Depuis octobre, les théâtres parisiens mettent Vaslav Nijinski à l’honneur. Après les bouleversants Cahiers de Nijinski mis en scène par Brigitte Lefèvre et Daniel San Pedro au Théâtre de Chaillot, c’est au tour de Bob Wilson de s’appuyer sur le Journal écrit par Vaslav Nijinski au moment où il sombre dans la folie, pour proposer Letter to a Man. Entre danse, théâtre et mime, cette courte pièce réunit quatre monstres sacrés : Mikhaïl Baryshnikov interprète Vaslav Nijinski, au son des voix de Bob Wilson et Lucinda Childs. Plastiquement, Letter to a Man déroule des tableaux d’une éblouissante perfection, tous plus beaux et intelligents les uns que les autres, mais qui ne parviennent que trop rarement à émouvoir.

Letter to a Man de Bob Wilson – Mikhail Baryshnikov

Sur scène, Mikhaïl Baryshnikov est seul, séparé du public par une guirlande lumineuse qui évoque la rampe des théâtres d’autrefois. A la fois nostalgiques et dérisoires jusqu’à la parodie, nombreux sont dans Letter to a Man ces détails issus d’une autre époque, celle où vécut Vaslav Nijinski. Vêtu d’une queue-de-pie, ganté de blanc, et le visage blanc lui aussi peint d’un masque expressionniste, Mikhaïl Baryshnikov a des airs de star du muet, mais aussi, étrangement, de Joker cynique et sadique, ou même de vampire.

Sans concordance chronologique avec le Journal de Nijinski, Letter to a Man est une déambulation dans l’imaginaire d’un homme qui a sans doute depuis longtemps basculé dans la folie. Sur fond de décors d’une splendeur plastique hypnotisante, Mikhaïl Baryshnikov déforme son visage de rires et de rictus, esquisse gestes gracieux et grotesques, et parfois fait écho d’une voix rauque ou suraiguë aux phrases obsessionnellement répétées par les voix de Bob Wilson et Lucinda Childs, en anglais, en russe, en français.

Letter to a Man de Bob Wilson – Mikhail Baryshnikov

À chaque phrase extraite du Journal de Nijinski correspond un tableau, toujours plus surprenant, plus intense visuellement. Châteaux scintillants, épée qui s’embrase, théâtres de guignol, et même une gigantesque poule baladée en laisse… oscillant du tragique au burlesque, les scènes évoquent de nombreuses obsessions de Nijinski.

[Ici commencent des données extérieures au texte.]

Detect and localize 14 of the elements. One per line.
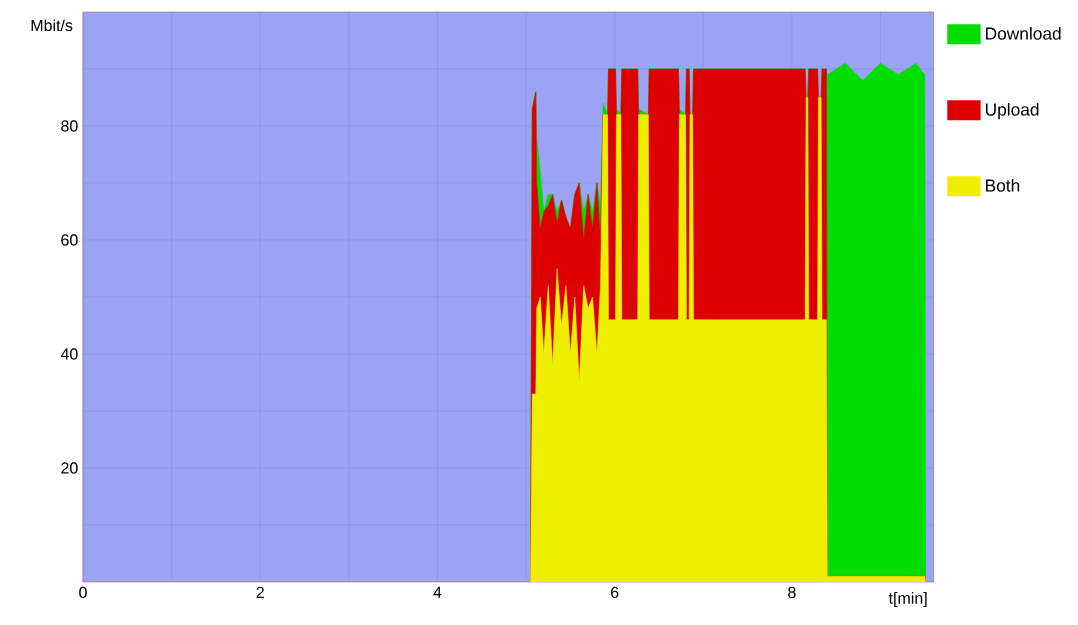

Son horreur de la guerre, Dieu, Diaghilev, la sexualité, les femmes, tissent les échos d’un esprit au bord du précipice. Et pourtant, la musique décalée, les décors froids, les mimiques de Baryshnikov empêchent que ne se produise une quelconque empathie. Une scène y fait exception : dans le vide crépusculaire qui pourrait être celui d’une église abandonnée, abîmé par le sublime d’un vitrail translucide, Baryshnikov recule pas à pas sur une planche de bois. Soudain, il s’efface, laissant apparaître Nijinski. Mais à la scène suivante, c’est à nouveau Baryshnikov que l’on retrouve.

Peut-être cette froideur est-elle un choix esthétique. Peut-être cela intéresse-t-il Bob Wilson de montrer le spectacle comme spectacle. Mais cela convient assez mal au Journal de Nijinski. Là où Les Cahiers de Nijinski interprétés par Clément Hervieu-Léger et Jean-Christophe Guerri n’étaient qu’étreinte, Letter to a Man luit de son propre éclat, mais loin du public. 

Letter to a Man de Bob Wilson – Mikhail Baryshnikov

 

Letter to a Man de Robert Wilson à l’Espace Pierre Cardin. Avec Mikhail Baryshnikov. Mercredi 21 décembre 2016.